So unless you’ve been in some kind of coma this week, you probably noticed on Monday that the internet turned into Victorian England overnight due to a young pop star’s eye-catching performance on an awards show. And all week, every keyboard gangster has been opining away about what exactly Miley Cyrus was doing at the MTV Video Awards and whether or not it will result in the moral and cultural downfall of our nation.
It’s taken me several days to soak in the many opinions written about Cyrus’ act (and no, I refuse to utilize the “t” word here; if you say it to me, I may or may not be able to resist smacking you. I don’t care if the Oxford English Dictionary DID make it an entry this week). The general opinion seems to be the same on the left, the right, from feminists and from the African American community: whatever Miley was up to, it was bad.
For me, this spectacle and ensuing brouhaha has brought up more questions than answers:
Why in America can we watch prime time shows featuring grisly murders and rapes, where people are mowed down by machine guns by the dozen and no censor is alerted, but we’re horrified by a bad bump and grind from a teenager in a pair of really ugly rubber granny panties?
Why doesn’t anyone point a finger at MTV, who rated their show as appropriate for 14 and up only? Surely they knew what Miley Cyrus was known for and had some idea of how she would be performing. Where’s the outrage for the suits that okayed the performance? On the other hand, I grew up watching Madonna feign masturbation in a wedding dress while writhing on an very similar MTV Video Awards stage. I survived Janet Jackson’s boob. Folks from the 1950’s were evidently not permanently scarred by “Elvis the Pelvis.”
Why do so many performers associate shock with value? Just because it’s shocking doesn’t make it good. TV and a lot of art are struggling with this distinction these days. And frankly, this behavior was not new, Miley, so it wasn’t even that shocking. Related:
Why aren’t we talking about how BAD Cyrus’ singing and dancing actually was, taste aside? She’s marginally talented. She was crass and decidedly unsexy, a fact only made more painfully apparent every time she flicked out that maniacal tongue. There was nothing seductive, sensual, or nuanced about her performance. It was poor quality pop.
Lady Gaga, someone else who prefers all eyes on her, was also mostly naked for the night of the awards. But despite it, she is clearly an performance artist, dedicated to creative expression as a lifestyle, not just for CD sales and notoriety. Whether or not she’s your cup of tea (and I’ll confess she is not mine), Gaga’s work hearkens back to Madonna, a trained dancer and student of high-quality theater, and has a more European art-film appeal. Cyrus is boring and predictable.
Is Cyrus racist to use black dancers as props? Is she racist to adopt certain aspects of another culture, unaware her white privilege keeps her from being stopped and frisked for adopting those aspects? Was this performance minstrely? Also related: white girls with grills? So. Much. No. Or is Miley simply a representation of America’s youngest generation whose cultures have so melded that it is, indeed, her culture after all?

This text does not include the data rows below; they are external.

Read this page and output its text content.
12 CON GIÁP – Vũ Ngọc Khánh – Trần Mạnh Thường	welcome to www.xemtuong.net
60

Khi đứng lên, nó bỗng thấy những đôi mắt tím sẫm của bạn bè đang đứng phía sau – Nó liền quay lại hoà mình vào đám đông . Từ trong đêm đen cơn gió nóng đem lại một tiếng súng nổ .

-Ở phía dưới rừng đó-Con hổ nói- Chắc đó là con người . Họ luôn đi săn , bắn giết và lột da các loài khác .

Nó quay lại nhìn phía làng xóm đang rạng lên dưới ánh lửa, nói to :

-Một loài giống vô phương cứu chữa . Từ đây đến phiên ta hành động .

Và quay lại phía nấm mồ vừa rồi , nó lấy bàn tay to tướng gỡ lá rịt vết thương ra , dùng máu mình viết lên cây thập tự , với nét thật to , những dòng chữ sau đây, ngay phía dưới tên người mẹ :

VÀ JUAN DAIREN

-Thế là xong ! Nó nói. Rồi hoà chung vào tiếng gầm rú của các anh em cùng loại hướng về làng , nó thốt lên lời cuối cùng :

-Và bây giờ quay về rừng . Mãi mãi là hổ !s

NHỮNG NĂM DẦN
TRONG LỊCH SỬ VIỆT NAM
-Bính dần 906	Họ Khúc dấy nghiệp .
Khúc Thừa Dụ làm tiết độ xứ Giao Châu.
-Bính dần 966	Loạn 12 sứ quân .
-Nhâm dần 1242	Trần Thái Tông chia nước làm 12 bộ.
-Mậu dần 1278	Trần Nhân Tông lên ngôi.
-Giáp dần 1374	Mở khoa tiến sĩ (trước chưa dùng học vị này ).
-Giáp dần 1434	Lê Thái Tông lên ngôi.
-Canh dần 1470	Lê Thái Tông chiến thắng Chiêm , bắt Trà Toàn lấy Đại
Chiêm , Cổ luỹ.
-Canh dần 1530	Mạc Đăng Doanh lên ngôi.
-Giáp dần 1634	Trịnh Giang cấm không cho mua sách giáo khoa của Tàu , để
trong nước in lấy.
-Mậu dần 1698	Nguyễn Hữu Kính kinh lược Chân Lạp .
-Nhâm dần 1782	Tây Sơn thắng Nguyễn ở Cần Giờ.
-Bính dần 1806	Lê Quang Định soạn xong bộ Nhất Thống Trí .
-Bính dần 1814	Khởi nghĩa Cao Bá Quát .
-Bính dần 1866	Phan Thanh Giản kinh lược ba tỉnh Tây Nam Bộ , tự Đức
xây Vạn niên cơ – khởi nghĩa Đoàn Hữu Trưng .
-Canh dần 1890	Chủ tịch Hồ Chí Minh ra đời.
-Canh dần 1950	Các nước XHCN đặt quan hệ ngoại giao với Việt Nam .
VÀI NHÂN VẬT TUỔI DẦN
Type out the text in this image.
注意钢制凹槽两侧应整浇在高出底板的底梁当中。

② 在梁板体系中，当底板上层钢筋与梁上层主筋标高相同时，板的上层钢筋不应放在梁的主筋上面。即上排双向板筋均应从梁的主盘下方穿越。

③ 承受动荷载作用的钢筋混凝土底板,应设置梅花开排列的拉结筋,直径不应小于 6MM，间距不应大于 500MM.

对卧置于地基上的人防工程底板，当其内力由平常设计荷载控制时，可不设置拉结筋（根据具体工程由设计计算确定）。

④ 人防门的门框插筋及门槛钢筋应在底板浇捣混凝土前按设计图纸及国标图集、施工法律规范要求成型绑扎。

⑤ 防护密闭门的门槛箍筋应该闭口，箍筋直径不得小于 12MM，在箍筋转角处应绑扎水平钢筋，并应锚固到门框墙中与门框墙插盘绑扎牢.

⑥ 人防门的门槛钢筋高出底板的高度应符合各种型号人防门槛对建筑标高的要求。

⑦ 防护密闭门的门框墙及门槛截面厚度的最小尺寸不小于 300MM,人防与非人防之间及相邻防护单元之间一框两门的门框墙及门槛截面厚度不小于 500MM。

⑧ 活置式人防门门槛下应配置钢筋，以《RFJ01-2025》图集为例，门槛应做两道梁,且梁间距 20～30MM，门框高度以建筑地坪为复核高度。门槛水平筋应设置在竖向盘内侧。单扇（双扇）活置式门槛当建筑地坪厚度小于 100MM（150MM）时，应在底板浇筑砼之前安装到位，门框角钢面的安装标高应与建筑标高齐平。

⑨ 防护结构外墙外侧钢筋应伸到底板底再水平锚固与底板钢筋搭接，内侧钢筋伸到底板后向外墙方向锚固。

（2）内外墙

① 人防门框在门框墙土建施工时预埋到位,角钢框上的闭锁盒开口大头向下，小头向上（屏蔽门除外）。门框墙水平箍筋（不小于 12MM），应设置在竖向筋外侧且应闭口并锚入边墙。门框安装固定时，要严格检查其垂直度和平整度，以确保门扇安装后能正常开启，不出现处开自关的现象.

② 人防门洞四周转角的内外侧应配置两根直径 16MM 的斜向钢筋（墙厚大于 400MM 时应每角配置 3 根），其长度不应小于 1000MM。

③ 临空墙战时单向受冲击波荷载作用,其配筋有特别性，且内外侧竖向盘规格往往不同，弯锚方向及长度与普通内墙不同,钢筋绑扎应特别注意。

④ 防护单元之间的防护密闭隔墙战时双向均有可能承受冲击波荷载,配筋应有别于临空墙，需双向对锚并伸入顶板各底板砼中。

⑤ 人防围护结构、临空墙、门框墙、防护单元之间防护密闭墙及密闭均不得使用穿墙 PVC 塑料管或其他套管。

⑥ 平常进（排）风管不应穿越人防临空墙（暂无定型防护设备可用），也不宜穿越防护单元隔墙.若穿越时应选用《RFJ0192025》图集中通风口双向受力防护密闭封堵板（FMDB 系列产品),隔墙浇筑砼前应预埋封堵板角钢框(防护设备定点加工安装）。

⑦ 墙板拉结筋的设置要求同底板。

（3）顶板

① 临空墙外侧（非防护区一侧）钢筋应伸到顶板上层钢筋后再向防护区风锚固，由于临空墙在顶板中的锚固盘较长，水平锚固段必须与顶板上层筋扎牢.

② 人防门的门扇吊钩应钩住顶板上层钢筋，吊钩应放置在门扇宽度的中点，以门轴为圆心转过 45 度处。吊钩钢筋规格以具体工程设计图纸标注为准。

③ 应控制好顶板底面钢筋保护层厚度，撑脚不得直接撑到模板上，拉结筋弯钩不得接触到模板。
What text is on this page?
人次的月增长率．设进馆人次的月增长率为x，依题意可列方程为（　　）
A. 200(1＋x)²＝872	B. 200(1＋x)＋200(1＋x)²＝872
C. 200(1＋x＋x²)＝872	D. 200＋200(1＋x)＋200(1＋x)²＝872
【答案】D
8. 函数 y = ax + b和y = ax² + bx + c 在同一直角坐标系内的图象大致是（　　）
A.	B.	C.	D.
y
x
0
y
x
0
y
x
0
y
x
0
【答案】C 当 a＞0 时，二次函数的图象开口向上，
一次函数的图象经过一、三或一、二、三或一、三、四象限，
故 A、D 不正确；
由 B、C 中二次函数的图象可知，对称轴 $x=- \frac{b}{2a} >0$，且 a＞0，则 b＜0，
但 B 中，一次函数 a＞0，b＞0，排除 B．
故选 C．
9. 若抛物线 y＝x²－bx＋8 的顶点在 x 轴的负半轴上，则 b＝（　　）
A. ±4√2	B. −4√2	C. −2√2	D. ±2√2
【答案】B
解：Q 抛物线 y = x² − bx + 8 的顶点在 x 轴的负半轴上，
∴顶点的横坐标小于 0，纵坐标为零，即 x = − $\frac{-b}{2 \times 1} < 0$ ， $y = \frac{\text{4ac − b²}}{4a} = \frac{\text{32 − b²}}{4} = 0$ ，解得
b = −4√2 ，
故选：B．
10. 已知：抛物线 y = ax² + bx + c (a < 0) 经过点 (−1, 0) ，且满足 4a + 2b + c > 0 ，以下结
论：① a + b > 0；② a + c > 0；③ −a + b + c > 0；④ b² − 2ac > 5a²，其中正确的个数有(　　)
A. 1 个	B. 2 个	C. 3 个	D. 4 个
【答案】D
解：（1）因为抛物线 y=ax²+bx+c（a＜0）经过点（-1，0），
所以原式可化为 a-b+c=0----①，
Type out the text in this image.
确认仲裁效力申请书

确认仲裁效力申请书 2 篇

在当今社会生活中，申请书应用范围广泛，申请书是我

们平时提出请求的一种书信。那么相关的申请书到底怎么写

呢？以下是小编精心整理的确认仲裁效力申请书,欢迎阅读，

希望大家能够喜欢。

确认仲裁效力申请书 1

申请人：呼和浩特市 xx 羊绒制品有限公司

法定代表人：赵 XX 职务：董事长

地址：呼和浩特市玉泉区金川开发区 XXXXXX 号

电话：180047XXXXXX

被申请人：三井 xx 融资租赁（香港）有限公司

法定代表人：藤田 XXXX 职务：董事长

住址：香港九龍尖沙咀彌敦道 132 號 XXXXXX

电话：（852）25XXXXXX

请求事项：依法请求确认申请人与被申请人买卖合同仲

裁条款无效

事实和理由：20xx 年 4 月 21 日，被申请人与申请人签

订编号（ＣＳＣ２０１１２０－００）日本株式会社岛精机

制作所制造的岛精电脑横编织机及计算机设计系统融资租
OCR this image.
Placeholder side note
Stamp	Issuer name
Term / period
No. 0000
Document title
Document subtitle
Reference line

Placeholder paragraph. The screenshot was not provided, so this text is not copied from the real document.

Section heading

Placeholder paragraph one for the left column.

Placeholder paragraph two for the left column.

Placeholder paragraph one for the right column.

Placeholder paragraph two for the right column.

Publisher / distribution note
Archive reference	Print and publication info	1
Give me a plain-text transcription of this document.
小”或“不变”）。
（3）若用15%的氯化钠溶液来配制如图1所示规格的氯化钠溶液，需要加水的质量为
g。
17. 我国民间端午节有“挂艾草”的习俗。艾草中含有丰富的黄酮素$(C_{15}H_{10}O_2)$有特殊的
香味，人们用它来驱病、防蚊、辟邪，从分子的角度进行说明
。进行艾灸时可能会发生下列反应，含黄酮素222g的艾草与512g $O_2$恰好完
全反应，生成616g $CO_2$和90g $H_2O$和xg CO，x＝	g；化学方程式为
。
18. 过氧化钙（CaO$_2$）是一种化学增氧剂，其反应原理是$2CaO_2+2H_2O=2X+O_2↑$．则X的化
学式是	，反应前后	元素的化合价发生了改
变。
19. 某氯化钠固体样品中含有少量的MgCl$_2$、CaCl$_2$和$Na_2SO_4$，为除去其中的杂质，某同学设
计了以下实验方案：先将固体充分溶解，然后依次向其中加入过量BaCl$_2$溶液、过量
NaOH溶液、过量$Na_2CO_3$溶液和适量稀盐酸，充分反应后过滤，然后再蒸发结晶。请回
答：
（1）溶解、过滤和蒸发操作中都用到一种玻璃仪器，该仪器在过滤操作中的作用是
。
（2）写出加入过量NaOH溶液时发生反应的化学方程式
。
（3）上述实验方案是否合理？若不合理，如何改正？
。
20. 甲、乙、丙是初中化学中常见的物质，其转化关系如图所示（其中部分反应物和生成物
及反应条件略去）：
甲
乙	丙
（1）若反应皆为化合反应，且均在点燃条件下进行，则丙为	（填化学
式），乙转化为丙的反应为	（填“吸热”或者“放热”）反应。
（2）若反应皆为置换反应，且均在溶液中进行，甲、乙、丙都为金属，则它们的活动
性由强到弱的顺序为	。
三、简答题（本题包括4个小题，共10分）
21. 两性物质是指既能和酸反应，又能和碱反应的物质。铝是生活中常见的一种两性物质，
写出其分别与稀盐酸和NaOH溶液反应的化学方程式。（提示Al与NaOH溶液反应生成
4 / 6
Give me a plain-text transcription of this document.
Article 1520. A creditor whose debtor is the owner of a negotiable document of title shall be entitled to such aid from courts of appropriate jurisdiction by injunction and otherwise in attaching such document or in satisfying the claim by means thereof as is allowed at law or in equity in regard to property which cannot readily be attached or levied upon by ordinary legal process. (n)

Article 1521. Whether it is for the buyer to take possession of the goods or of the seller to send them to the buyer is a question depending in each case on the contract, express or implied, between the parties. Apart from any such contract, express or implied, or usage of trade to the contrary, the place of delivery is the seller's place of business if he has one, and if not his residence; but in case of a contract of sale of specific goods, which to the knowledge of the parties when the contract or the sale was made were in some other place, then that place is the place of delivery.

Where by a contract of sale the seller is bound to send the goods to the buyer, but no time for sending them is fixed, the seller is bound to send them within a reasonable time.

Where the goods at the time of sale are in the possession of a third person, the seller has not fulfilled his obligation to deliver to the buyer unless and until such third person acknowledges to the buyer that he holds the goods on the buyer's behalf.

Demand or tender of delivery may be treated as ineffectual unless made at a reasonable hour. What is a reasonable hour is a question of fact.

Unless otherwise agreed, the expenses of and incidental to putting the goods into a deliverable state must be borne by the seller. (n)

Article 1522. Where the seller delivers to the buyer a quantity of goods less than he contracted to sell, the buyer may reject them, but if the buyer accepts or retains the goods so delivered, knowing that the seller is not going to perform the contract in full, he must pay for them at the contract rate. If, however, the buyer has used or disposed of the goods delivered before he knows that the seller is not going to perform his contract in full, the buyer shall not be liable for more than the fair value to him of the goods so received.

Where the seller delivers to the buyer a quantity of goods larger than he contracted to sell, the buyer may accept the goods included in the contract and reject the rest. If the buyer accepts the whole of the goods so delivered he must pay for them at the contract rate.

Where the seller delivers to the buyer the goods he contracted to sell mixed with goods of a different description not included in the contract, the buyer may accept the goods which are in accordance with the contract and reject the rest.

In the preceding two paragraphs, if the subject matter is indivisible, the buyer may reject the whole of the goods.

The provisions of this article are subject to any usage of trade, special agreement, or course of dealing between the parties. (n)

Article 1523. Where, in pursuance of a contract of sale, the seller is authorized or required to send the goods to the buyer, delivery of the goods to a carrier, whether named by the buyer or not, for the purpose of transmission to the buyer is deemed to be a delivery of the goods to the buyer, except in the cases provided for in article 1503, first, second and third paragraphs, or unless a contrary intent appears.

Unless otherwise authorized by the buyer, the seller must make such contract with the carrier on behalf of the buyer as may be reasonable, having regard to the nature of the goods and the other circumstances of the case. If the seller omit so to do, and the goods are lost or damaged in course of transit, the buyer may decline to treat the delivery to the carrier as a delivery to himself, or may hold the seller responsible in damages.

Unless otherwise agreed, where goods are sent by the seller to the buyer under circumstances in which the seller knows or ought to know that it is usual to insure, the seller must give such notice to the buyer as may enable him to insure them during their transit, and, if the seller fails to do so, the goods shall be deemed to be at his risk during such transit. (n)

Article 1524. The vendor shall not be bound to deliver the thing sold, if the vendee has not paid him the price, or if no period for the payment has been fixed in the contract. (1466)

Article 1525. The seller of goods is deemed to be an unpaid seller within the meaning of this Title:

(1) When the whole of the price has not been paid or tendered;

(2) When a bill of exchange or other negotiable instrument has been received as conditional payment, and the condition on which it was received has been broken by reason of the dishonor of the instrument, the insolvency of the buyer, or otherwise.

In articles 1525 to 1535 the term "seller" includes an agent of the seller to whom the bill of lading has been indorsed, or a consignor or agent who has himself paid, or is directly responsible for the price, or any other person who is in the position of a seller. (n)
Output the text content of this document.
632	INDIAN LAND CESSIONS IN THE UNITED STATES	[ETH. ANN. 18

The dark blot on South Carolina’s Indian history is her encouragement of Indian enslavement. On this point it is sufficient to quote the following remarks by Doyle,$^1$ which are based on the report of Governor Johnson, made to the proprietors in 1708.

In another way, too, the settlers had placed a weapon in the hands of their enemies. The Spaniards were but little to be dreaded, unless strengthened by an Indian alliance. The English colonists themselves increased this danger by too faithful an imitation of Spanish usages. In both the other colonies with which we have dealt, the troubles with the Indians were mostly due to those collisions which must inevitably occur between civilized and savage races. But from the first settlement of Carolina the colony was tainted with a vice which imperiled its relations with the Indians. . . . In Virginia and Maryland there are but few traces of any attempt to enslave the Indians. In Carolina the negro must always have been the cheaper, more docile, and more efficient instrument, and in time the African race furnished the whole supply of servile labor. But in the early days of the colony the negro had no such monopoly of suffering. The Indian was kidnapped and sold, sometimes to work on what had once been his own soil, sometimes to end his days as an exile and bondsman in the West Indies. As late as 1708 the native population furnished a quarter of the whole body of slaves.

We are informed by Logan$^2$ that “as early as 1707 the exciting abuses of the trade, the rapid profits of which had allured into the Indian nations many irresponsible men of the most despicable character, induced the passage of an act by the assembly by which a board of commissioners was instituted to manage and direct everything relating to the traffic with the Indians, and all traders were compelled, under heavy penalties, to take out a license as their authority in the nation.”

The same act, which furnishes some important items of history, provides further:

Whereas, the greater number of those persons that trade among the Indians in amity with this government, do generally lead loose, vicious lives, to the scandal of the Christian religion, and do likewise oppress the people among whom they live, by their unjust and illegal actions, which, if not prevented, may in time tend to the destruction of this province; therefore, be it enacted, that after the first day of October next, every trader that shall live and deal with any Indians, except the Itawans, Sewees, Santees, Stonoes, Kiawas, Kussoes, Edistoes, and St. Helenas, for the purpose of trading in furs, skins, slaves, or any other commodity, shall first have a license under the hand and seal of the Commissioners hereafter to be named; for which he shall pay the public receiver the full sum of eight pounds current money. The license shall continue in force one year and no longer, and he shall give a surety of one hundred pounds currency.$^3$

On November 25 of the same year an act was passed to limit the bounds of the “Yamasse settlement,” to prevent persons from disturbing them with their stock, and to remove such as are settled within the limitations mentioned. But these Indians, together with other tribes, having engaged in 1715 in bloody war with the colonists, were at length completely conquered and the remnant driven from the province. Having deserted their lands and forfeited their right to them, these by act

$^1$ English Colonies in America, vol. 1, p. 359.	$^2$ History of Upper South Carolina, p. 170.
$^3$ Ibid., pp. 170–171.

Most importantly: what is a parent to do? My children are too young for MTV and did not get exposed. I have a six-year-old daughter, and I can tell you as a rabid feminist, the last thing I want her to make money doing is for grabbing at a man’s junk, whether that’s on a stripper pole in Mexia or on a international stage for Viacom cash.
With so few answers to all the above questions, this is the only one I’m pretty sure about: We talk to our children. We teach them about their bodies. We teach them the proper names, without giggles, of all their parts. We teach them which are private. We admit sex exists. We talk about it in an age appropriate fashion. We teach them that sex and lovemaking can be sacred or profane. We shield them from age-inappropriate material.
Build a relationship with your kid and he or she will crawl over hot coals to please you. You are their primary influence. Not their peers, despite how it appears. Not media, despite the prevalence of it. It’s you. Take a deep breath. It’ll be okay. Culture is changing, true. What was unseemly then is less so now. Am I comfortable with it? I can be, because culture has been and will continue to be ever changing.
So, I’m buckling in for it. I’m ready to talk fearlessly with my kids as they mature about what’s popular in society and how popular doesn’t necessarily mean right, nay, may in fact be cringe-worthy. To think for themselves and value their body as private, something not be shared cheaply. And also that change is not necessarily decline, even if it makes you as excruciatingly uncomfortable as Miley Cyrus romancing an over-sized teddy bear.